# If new themes for the board are on the way ....



## Sherminator (Nov 24, 2004)

Might I suggest a inverted version of the current theme?


----------



## Jolt (Jan 9, 2006)

MY EYES!!!!!!! lol


----------



## MikeMar (Jan 7, 2005)

oh dear GOD


----------



## mrmike (May 2, 2001)

That might be worse than the default AVS forum theme once was.


----------



## kdmorse (Jan 29, 2001)

Once was? No more blinding purple on black? 

If we're suggesting themes - I might request a muted, nearly colorless one, perhaps only lightly tinted. Something that does not draw too much attention if you're browsing from work. 

I really like the orange - but subtle it ain't.

-Ken


----------



## rhuntington3 (May 1, 2001)

No way, please.


----------



## Sherminator (Nov 24, 2004)

Try it full screen, (Mac owners, you know what to do.) you might like it.


----------



## Agatha Mystery (Feb 12, 2002)

kdmorse said:


> Once was?
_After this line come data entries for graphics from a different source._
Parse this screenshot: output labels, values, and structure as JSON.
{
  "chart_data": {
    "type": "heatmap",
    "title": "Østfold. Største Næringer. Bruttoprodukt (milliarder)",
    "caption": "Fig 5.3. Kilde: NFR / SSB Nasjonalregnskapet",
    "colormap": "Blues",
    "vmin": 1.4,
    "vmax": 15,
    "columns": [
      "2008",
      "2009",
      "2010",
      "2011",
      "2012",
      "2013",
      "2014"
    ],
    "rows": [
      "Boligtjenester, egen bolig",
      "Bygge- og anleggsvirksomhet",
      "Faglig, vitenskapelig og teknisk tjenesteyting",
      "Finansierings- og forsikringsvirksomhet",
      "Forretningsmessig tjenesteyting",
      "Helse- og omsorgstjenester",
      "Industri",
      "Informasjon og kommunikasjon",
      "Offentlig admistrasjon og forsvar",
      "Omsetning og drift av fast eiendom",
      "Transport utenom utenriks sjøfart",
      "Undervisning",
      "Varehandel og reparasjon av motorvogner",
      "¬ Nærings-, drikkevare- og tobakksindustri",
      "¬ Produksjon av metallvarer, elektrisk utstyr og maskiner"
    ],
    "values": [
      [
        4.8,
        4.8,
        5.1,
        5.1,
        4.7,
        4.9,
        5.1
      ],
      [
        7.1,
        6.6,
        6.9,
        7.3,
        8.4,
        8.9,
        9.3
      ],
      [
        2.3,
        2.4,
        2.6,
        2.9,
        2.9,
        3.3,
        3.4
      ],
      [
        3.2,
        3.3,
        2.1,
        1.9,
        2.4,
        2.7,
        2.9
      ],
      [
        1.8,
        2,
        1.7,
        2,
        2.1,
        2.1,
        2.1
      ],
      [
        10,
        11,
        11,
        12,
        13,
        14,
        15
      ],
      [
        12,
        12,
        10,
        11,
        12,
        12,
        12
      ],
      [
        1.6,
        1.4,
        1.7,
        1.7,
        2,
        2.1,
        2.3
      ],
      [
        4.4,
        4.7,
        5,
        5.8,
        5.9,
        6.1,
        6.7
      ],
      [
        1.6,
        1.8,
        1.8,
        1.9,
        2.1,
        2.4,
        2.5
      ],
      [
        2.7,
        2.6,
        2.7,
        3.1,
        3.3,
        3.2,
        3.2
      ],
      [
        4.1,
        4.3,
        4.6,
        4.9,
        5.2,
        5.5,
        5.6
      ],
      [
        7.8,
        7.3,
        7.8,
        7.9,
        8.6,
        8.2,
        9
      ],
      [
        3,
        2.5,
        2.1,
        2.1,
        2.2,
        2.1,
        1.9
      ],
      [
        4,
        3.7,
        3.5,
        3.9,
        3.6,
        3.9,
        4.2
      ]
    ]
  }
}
No more blinding purple on black?
> 
> If we're suggesting themes - I might request a muted, nearly colorless one, perhaps only lightly tinted. Something that does not draw too much attention if you're browsing from work.
> 
> ...


I'll ditto that. Orange is very obvious and draws people's attention to your monitor.


----------



## waldingrl (Jan 19, 2005)

Blues and grays would match my accounting software nicely.


----------



## pcguru83 (Jan 18, 2005)

Ditto the requests for a work-friendly theme. Let us browse TCF discretely!


----------



## SoBelle0 (Jun 25, 2002)

This is a lovely idea! :up:


----------



## Bob_Newhart (Jul 14, 2004)

A Text Only version of tcf. like back in the bullentin board days.


----------



## sushikitten (Jan 28, 2005)

I do love the orange, but a nice "boss" theme in grays and whites would be great!


----------



## TiMo Tim (Jul 20, 2001)

Negative, Ghost Rider.

I do like the idea of an enhanced mobile theme for the workplace.  Maybe a comma-delimited version we can open in Excel?


----------



## rkester (Jan 10, 2005)

TiMo Tim said:


> Negative, Ghost Rider.
> 
> I do like the idea of an enhanced mobile theme for the workplace.  Maybe a comma-delimited version we can open in Excel?
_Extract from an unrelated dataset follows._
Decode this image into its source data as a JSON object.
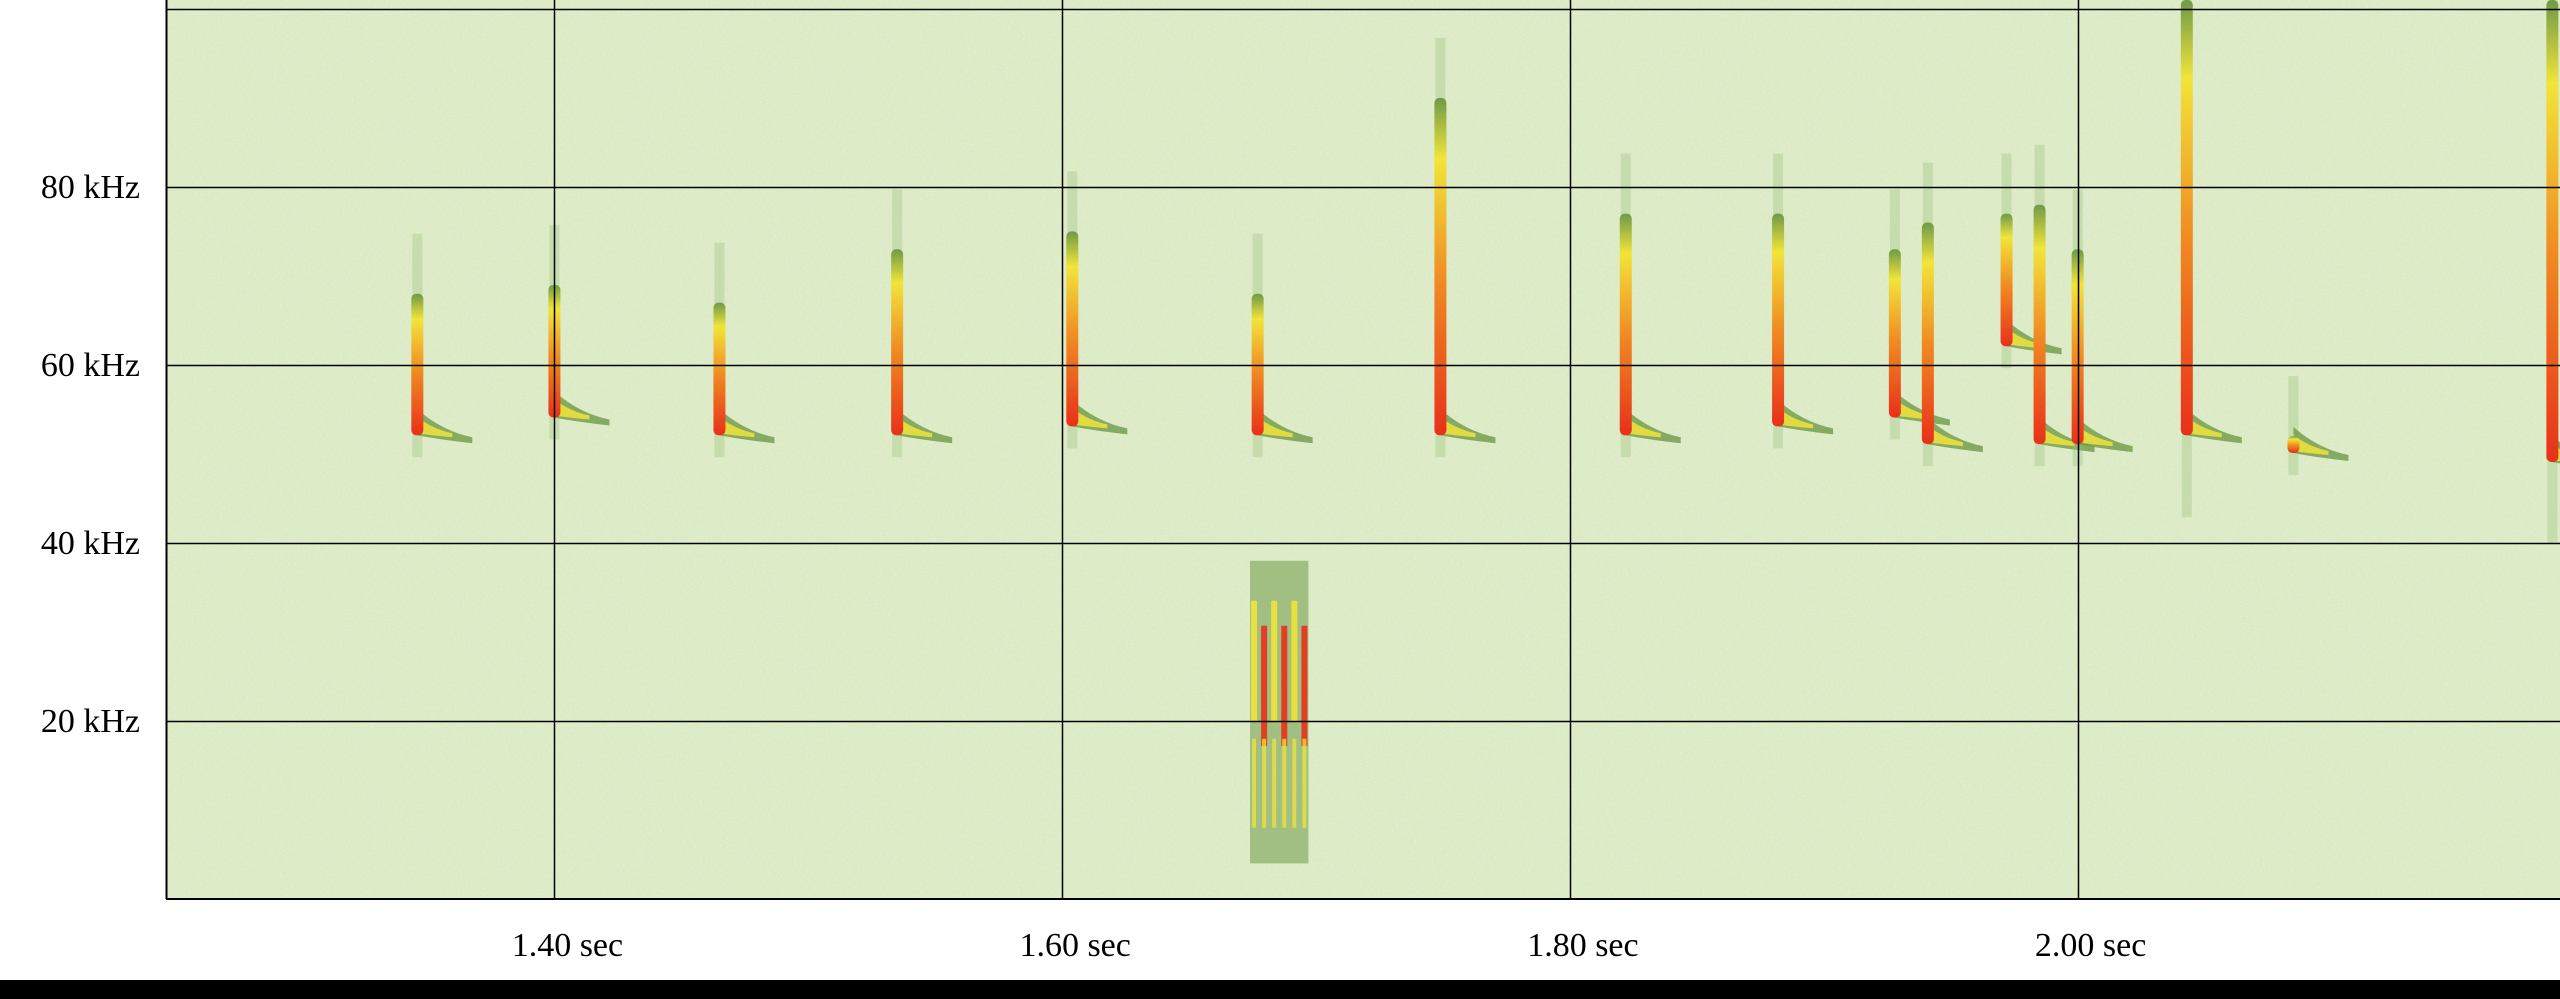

LOL now that is taking it to a new level of Boss friendlyness.

Except in my case, I don't use Excel so if I had it open, people would want to know what I was doing.


----------



## markp99 (Mar 21, 2002)

It's the mobile skin for me at work. Much less obtrusive.


----------



## JayDog (Jul 15, 2004)

Does it come in Cornflower Blue?


----------



## dkaz (Aug 30, 2007)

new themes are on the way...and they've already been designed (not by me) so there isn't much wiggle room as far as the overall look n' feel

right now, i'm trying to make sure that templates from the first skin are inherited by the others, so we're not customizing and maintaining all of them separately


----------